A new study looks at how chemicals found in North Carolina waterways may have the potential to cause cancer in humans. It's the same class of compounds found in high levels at Greensboro's wastewater treatment plant and in the Cape Fear River.
Scientists at the Environmental Working Group and Indiana University conducted a review of 26 chemicals known as PFAS. It includes data from epidemiological studies conducted near Parkersburg West Virginia, internationally, and from lab tests in animals.
They found that all of the chemicals displayed at least one key characteristic of known human carcinogens.
Other well-studied compounds including PFOA and PFOS, exhibited up to five key characteristics.
Researchers say this doesn't mean that it's necessarily going to cause cancer, but it does suggest a mechanism that it might lead to cancer development.
“Preventing exposure and contamination of those sources is really important because we are missing so much data on these compounds and the data we do have shows that they may be associated with cancer development as well as other toxicities,” says Alexis Temkin, a toxicologist with EWG and a lead author of the study.
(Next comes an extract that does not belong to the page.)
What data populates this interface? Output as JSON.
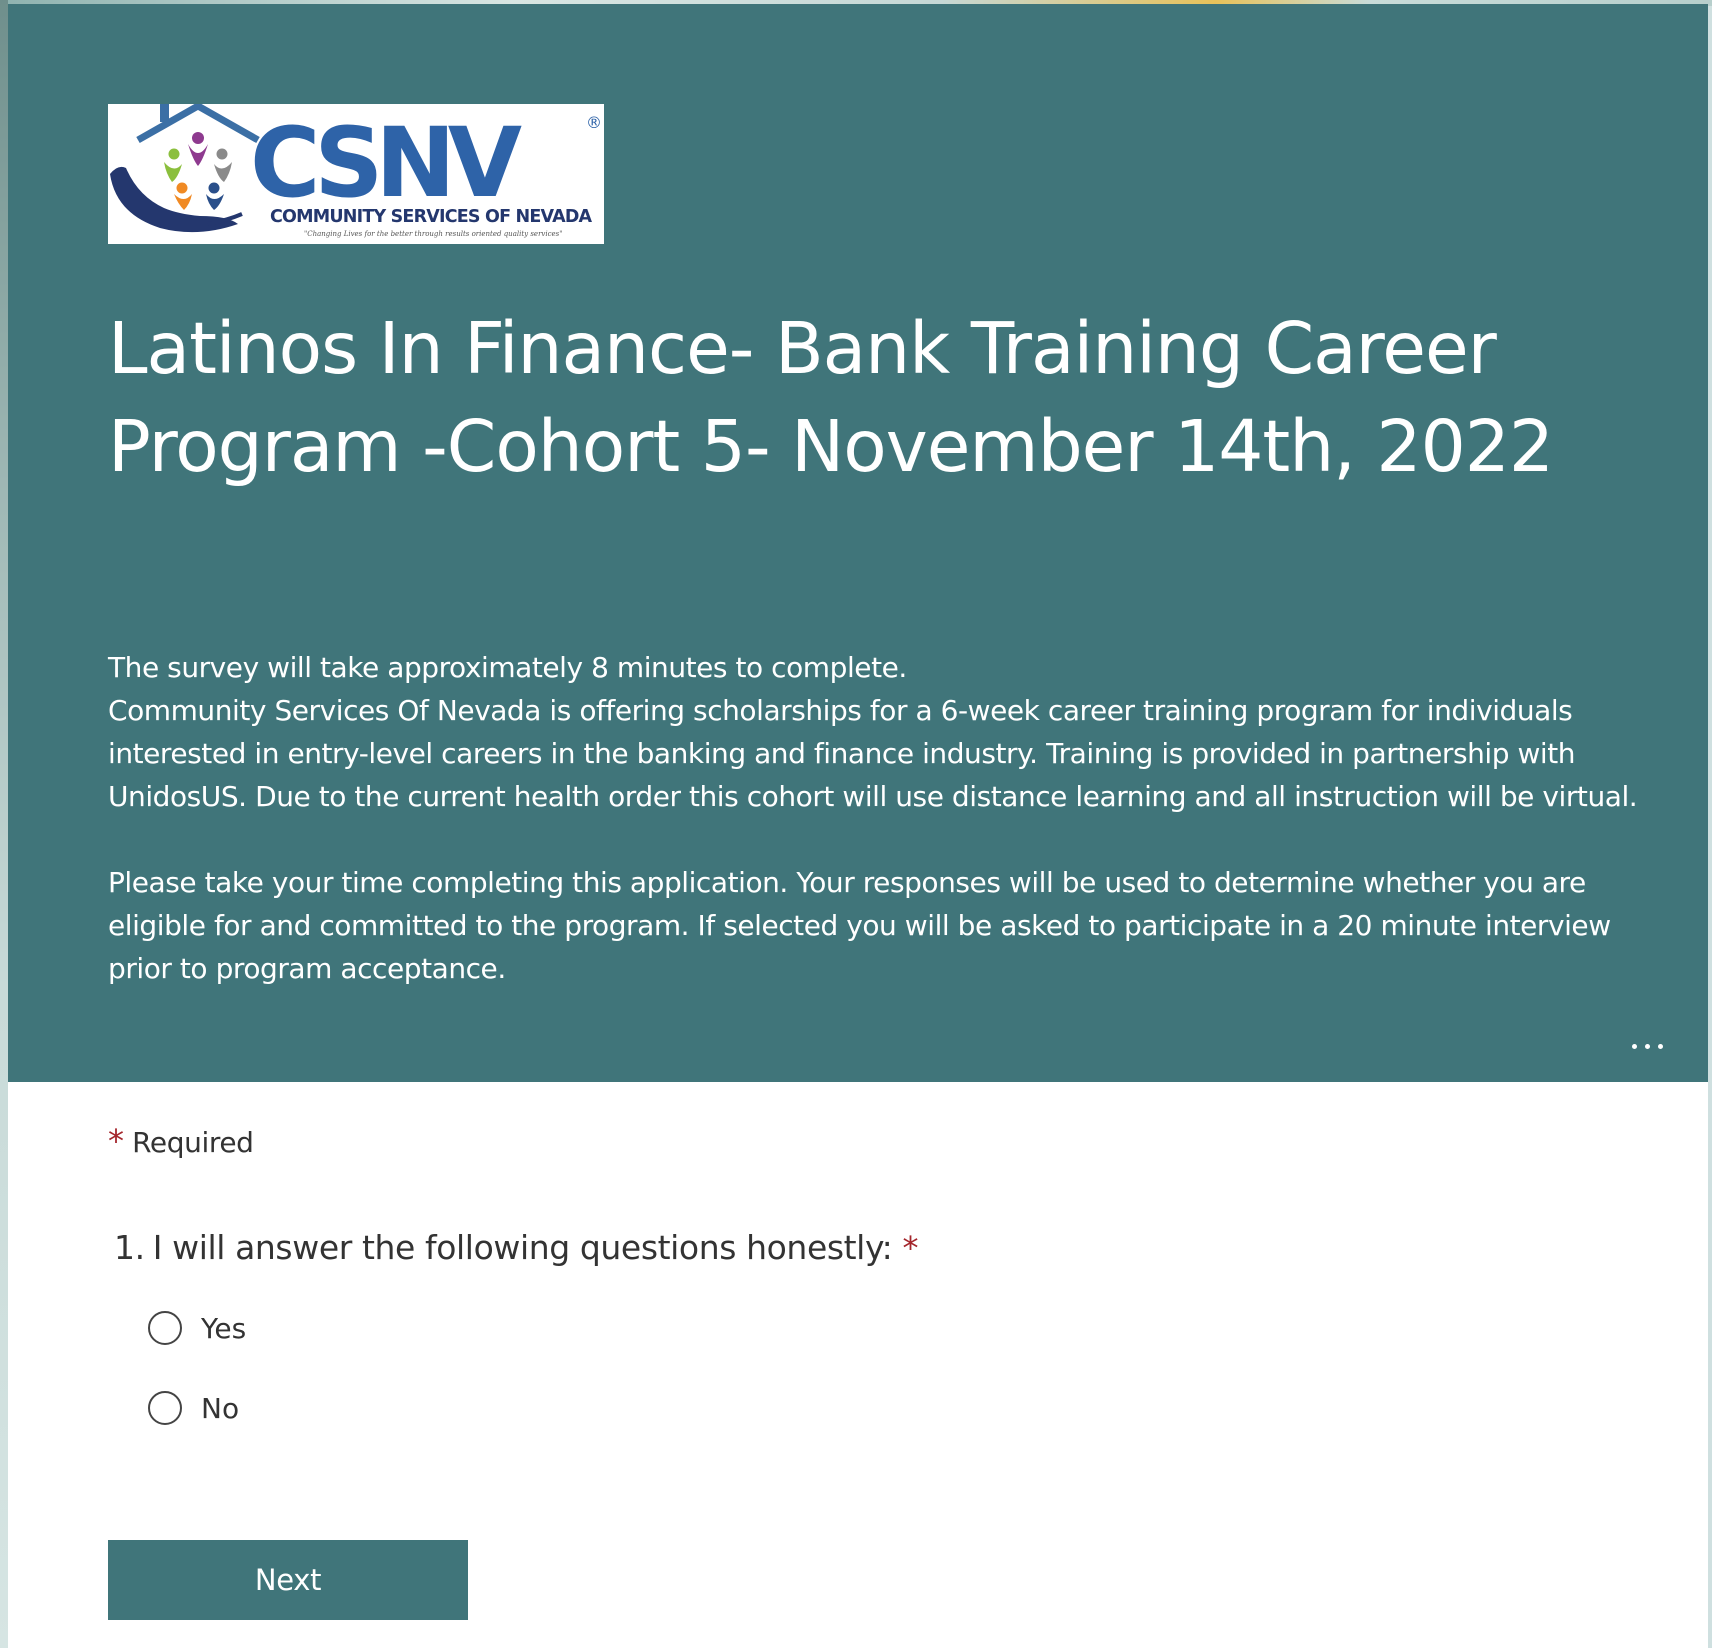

PFAS chemicals are widely used in consumer products and manufacturing. They don't break down easily in the environment or human body.
Temkin says the way that the chemicals interact together is still a big research question.
"By looking at mechanisms of potential cancer development for this broad class of chemicals it can give us a better understanding of whether or not there might be carcinogenic hazards associated with some of these other PFAS, which is concerning because we know they are in drinking water and there's likely human exposure and that mixtures of these chemicals may also have an affect that's worth studying,” says Temkin.